Page 2 of 2 -- Ruthlessly, the NLDC began effacing the old neighborhood. It pressed homeowners to sell, bulldozed their homes when they left, and used eminent domain to take the property of the few who refused to go.

Some of those owners have never known any other home. Matt Dery grew up in Fort Trumbull; his 83-year-old mother was born in the house at Walbach and East streets and has lived there all her life. Other owners, like Susette Kelo, moved to the neighborhood despite its drawbacks because they loved what they found there - in Kelo's case, a Victorian home full of character overlooking the Thames, just minutes by boat from the fishing in Long Island Sound.

But to the NLDC and city hall, such considerations count for nothing. What matters to them is that by clearing Fort Trumbull and letting a private developer rebuild it, the city will expand its tax base. "The public benefit to this is far and away beyond the price that's being paid by a very small number of the community," says Christopher Riley, the NLDC spokesman.

But is that a sufficient reason to seize people's homes by eminent domain? Can private owners really be forced to give up their property because the government has identified other private owners who can make more money with them? Is that how the power of eminent domain is supposed to be used - to expel families from their homes for the sake of expanding the tax base?

No, says Scott Bullock. Not in America. Not while the Bill of Rights is in force.

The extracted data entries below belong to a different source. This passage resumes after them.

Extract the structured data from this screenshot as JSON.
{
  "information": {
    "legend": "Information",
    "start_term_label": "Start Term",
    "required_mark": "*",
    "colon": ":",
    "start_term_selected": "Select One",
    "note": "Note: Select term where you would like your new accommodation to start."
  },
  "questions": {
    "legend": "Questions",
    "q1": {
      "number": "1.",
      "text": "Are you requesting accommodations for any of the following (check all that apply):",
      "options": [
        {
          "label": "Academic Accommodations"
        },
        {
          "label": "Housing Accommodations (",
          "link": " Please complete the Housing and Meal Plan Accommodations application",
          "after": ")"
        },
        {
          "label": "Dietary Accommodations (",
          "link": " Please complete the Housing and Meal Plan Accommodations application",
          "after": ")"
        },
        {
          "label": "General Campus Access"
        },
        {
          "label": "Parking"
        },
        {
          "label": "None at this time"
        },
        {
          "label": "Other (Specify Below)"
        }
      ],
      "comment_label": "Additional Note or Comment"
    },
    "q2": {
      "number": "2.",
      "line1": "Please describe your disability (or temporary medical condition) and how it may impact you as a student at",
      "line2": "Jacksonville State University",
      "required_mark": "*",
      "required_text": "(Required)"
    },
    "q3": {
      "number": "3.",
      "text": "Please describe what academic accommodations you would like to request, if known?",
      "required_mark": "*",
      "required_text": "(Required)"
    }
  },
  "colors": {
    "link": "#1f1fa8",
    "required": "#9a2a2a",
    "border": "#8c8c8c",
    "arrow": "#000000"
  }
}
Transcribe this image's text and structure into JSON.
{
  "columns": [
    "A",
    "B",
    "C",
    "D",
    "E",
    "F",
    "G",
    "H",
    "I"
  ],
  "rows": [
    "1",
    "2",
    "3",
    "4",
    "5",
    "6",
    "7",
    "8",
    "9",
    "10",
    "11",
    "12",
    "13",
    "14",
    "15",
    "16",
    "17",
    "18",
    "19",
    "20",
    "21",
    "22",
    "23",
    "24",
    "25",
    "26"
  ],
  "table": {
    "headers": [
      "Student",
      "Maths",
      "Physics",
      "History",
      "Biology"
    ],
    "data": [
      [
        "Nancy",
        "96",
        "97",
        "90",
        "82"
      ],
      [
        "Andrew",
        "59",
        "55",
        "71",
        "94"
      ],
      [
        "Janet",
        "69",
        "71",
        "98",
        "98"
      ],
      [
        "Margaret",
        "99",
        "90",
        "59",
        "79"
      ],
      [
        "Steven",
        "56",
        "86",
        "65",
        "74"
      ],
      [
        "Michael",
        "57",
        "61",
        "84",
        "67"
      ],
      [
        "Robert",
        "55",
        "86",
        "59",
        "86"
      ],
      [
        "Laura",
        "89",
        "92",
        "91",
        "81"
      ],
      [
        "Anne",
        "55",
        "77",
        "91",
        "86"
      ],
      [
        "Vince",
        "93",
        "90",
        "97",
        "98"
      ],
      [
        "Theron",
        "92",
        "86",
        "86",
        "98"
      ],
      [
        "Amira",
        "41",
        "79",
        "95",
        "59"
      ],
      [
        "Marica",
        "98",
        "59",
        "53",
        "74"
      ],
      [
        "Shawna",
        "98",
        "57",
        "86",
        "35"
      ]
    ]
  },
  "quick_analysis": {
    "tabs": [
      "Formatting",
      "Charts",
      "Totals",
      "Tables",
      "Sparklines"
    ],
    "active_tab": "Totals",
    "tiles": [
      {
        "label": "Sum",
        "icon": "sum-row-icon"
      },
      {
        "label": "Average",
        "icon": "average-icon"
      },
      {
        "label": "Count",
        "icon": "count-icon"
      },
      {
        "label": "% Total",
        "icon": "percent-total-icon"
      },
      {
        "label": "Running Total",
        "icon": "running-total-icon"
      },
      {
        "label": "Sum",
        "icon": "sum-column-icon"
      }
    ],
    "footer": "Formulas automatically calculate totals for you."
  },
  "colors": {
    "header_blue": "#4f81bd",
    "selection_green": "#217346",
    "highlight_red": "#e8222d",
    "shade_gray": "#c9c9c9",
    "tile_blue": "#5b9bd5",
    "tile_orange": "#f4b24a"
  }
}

Bullock is a litigator with the Institute for Justice, a Washington-based civil liberties law firm that has fought eminent domain abuse in cases nationwide. It is representing the Fort Trumbull homeowners in their fight with New London, in part, as Bullock told the court in his opening argument, because a vital principle is at stake: The power of eminent domain is not unlimited.

"Nor shall private property be taken for public use without just compensation," commands the Fifth Amendment. For public use - not for private gain. It is one thing to make an owner sell his land so that a school or post office can be built on it. But to dispossess one private owner so that another can be enriched - something municipalities have been doing with growing aggressiveness - is very different, and very wrong. The abuse of eminent domain has become a national plague, and the Institute for Justice is fighting to end it. The battle of Fort Trumbull bears watching.